To access the Kubeflow dashboard via a custom domain name specifically assigned to a particular Kubeflow installation, use the Domain Name input box.

This setting configures the provided domain name on the Kubeflow side. To actually point that domain towards the proper Kubernetes cluster and Service, a DNS record has to be created at your domain name service provider as well. The domain name needs to be pointed to the external IP of the istio-ingressgateway Service in the istio-system Namespace, e.g. using a CNAME DNS entry.

Expose via LoadBalancer has to be enabled to use a custom domain name.

OIDC Provider URL & Secret

By default, access into the Kubeflow dashboard is secured by basic authentication with static users. Alternatively, an external OIDC authentication provider can be specified in the OIDC Provider URL with the secret specified in OIDC Secret.

Since KKP already contains an OIDC provider to authenticate users logging into the KKP itself (Dex), it is possible to point the Kubeflow addon to this KKP OIDC service. In case that your KKP runs on the domain: https://kubermatic.company.com/, you can configure the OIDC provider as https://kubermatic.company.com/dex.

This setup however requires some configuration on the KKP platform side as well. The KKP installation administrator has to add the following section into the KKP’s Helm values.yaml before installing the oauth chart (see the Securing System Services documentation for more details):

dex:
  clients:
  - id: kubeflow-oidc-authservice
    name: kubeflow-oidc-authservice
    secret: <oidc-secret-passed-into-addon>
    RedirectURIs:
    - 'https://<kubeflow-installation-domain-name>/login/oidc'

GPU Acceleration Settings

To enable GPU (graphical processing unit) acceleration in a Kubeflow cluster, at least some of the nodes in the cluster need to have some GPU devices installed. Depending on the GPU device vendor (NVIDIA or AMD), the Kubeflow addon provides different options on how to enable them for k8s workloads.

Install NVIDIA GPU Operator

For NVIDIA GPUs, the Kubeflow addon provides automated installation of all necessary software components on the nodes in the cluster using the NVIDIA GPU Operator, by selecting the Install NVIDIA Operator option.

The NVIDIA GPU Operator will automatically take care of the installation of drivers, container runtime, and the k8s device plugin on all nodes, where NVIDIA GPUs are detected. This also works for any new nodes that join the cluster later.

Please review the NVIDIA GPU Operator Platform Support documentation to see which GPU models, operating systems and Kubernetes versions are supported.

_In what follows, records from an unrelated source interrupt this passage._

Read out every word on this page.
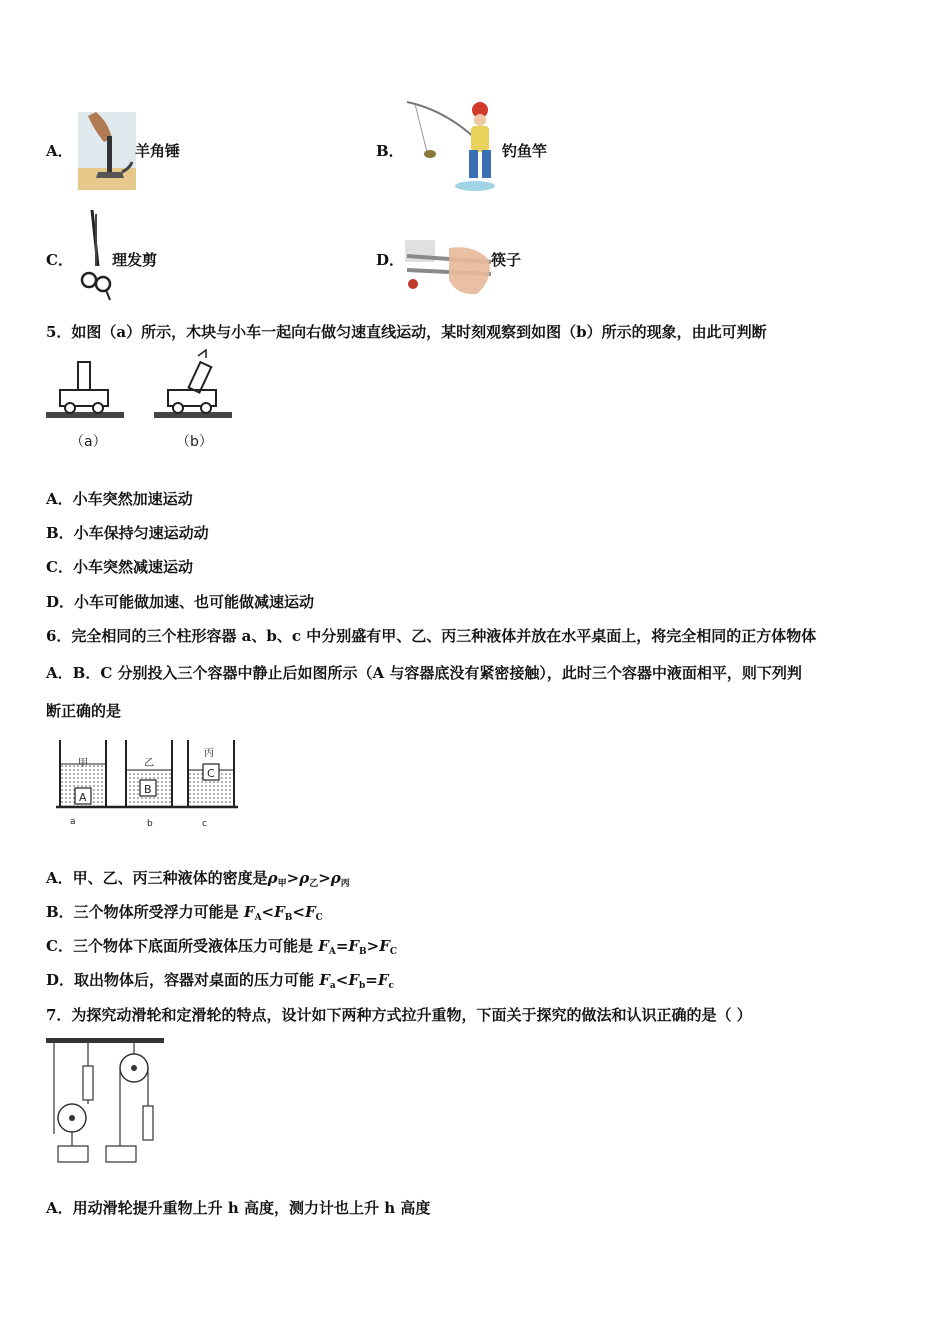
A．	羊角锤	B．	钓鱼竿
C．	理发剪	D．	筷子
5．如图（a）所示，木块与小车一起向右做匀速直线运动，某时刻观察到如图（b）所示的现象，由此可判断
（a）	（b）
A．小车突然加速运动
B．小车保持匀速运动动
C．小车突然减速运动
D．小车可能做加速、也可能做减速运动
6．完全相同的三个柱形容器 a、b、c 中分别盛有甲、乙、丙三种液体并放在水平桌面上，将完全相同的正方体物体
A．B．C 分别投入三个容器中静止后如图所示（A 与容器底没有紧密接触），此时三个容器中液面相平，则下列判
断正确的是
甲	乙
丙
A
B
C
a	b	c
A．甲、乙、丙三种液体的密度是$\rho_甲>\rho_乙>\rho_丙$
B．三个物体所受浮力可能是 $F_A<F_B<F_C$
C．三个物体下底面所受液体压力可能是 $F_A=F_B>F_C$
D．取出物体后，容器对桌面的压力可能 $F_a<F_b=F_c$
7．为探究动滑轮和定滑轮的特点，设计如下两种方式拉升重物，下面关于探究的做法和认识正确的是（ ）
A．用动滑轮提升重物上升 h 高度，测力计也上升 h 高度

Install AMD GPU Device Plugin

For AMD GPUs, the addon only provides automated installation of the AMD GPU device plugin, by selecting the Install AMD GPU Device Plugin option.

The installation of GPU drivers on individual Kubernetes nodes is out of the scope of the device plugin - the drivers have to be installed in a different way (e.g. manually, or by using of a base node image with pre-installed AMD GPU drivers).

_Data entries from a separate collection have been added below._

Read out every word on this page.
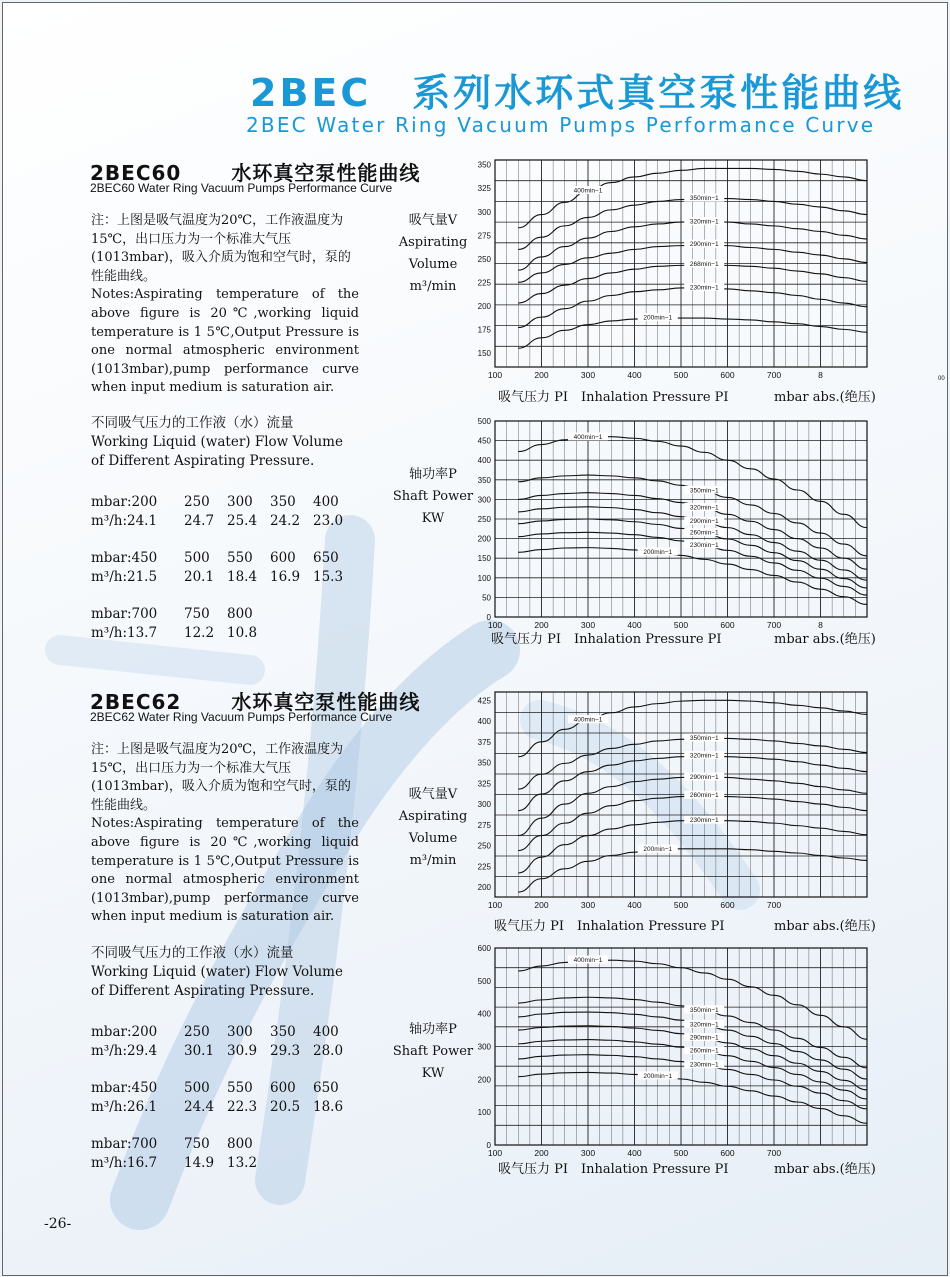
2BEC　系列水环式真空泵性能曲线
2BEC Water Ring Vacuum Pumps Performance Curve
00
2BEC60	水环真空泵性能曲线
2BEC60 Water Ring Vacuum Pumps Performance Curve

注：上图是吸气温度为20℃，工作液温度为15℃，出口压力为一个标准大气压(1013mbar)，吸入介质为饱和空气时，泵的性能曲线。

Notes:Aspirating temperature of the above figure is 20℃,working liquid temperature is 1 5℃,Output Pressure is one normal atmospheric environment (1013mbar),pump performance curve when input medium is saturation air.

不同吸气压力的工作液（水）流量

Working Liquid (water) Flow Volume

of Different Aspirating Pressure.

mbar:200	250	300	350	400
m³/h:24.1	24.7 25.4 24.2 23.0
mbar:450	500	550	600	650
m³/h:21.5	20.1 18.4 16.9 15.3
mbar:700	750	800
m³/h:13.7	12.2 10.8
吸气量V
Aspirating
Volume
m³/min
轴功率P
Shaft Power
KW
150
175
200
225
250
275
300
325
350
100	200	300	400	500	600	700	8
400min−1
350min−1
320min−1
290min−1
268min−1
230min−1
200min−1
吸气压力 PI　Inhalation Pressure PI	mbar abs.(绝压)
0
50
100
150
200
250
300
350
400
450
500
100	200	300	400	500	600	700	8
400min−1
350min−1
320min−1
290min−1
260min−1
230min−1
200min−1
吸气压力 PI　Inhalation Pressure PI	mbar abs.(绝压)
2BEC62	水环真空泵性能曲线
2BEC62 Water Ring Vacuum Pumps Performance Curve

注：上图是吸气温度为20℃，工作液温度为15℃，出口压力为一个标准大气压(1013mbar)，吸入介质为饱和空气时，泵的性能曲线。

Notes:Aspirating temperature of the above figure is 20℃,working liquid temperature is 1 5℃,Output Pressure is one normal atmospheric environment (1013mbar),pump performance curve when input medium is saturation air.

不同吸气压力的工作液（水）流量

Working Liquid (water) Flow Volume

of Different Aspirating Pressure.

mbar:200	250	300	350	400
m³/h:29.4	30.1 30.9 29.3 28.0
mbar:450	500	550	600	650
m³/h:26.1	24.4 22.3 20.5 18.6
mbar:700	750	800
m³/h:16.7	14.9 13.2
吸气量V
Aspirating
Volume
m³/min
轴功率P
Shaft Power
KW
200
225
250
275
300
325
350
375
400
425
100	200	300	400	500	600	700
400min−1
350min−1
320min−1
290min−1
260min−1
230min−1
200min−1
吸气压力 PI　Inhalation Pressure PI	mbar abs.(绝压)
0
100
200
300
400
500
600
100	200	300	400	500	600	700
400min−1
350min−1
320min−1
290min−1
260min−1
230min−1
200min−1
吸气压力 PI　Inhalation Pressure PI	mbar abs.(绝压)
-26-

Please review the documentation of the AMD GPU device plugin for the driver installation instructions, prerequisites and limitations.

Enable Istio RBAC

By default, the Istio RBAC (Role Based Access Control) enforcement will be disabled in the Kubeflow installation, to not hit RBAC-related issues described in the Limitations & Known Issues section of this document. This however means less separation between multiple Kubeflow users within the cluster. If the below listed known issue is not problematic for your Kubeflow installation, you can still enable RBAC enforcement using the Enable Istio RBAC option.

Limitations & Known Issues

This section contains a list of known issues in different Kubeflow components:

Kubermatic Kubernetes Platform

Istio RBAC in Kubeflow:

Kubeflow UI issues:

Kale Pipeline:

NVIDIA GPU Operator

AMD GPU Support

  • The latest AMD GPU -enabled instances in AWS (EC2 G4ad) featuring Radeon Pro V520 GPUs do not seem to be working with Kubeflow (yet). The GPUs are successfully attached to the pods but the notebook runtime does not seem to recognize them.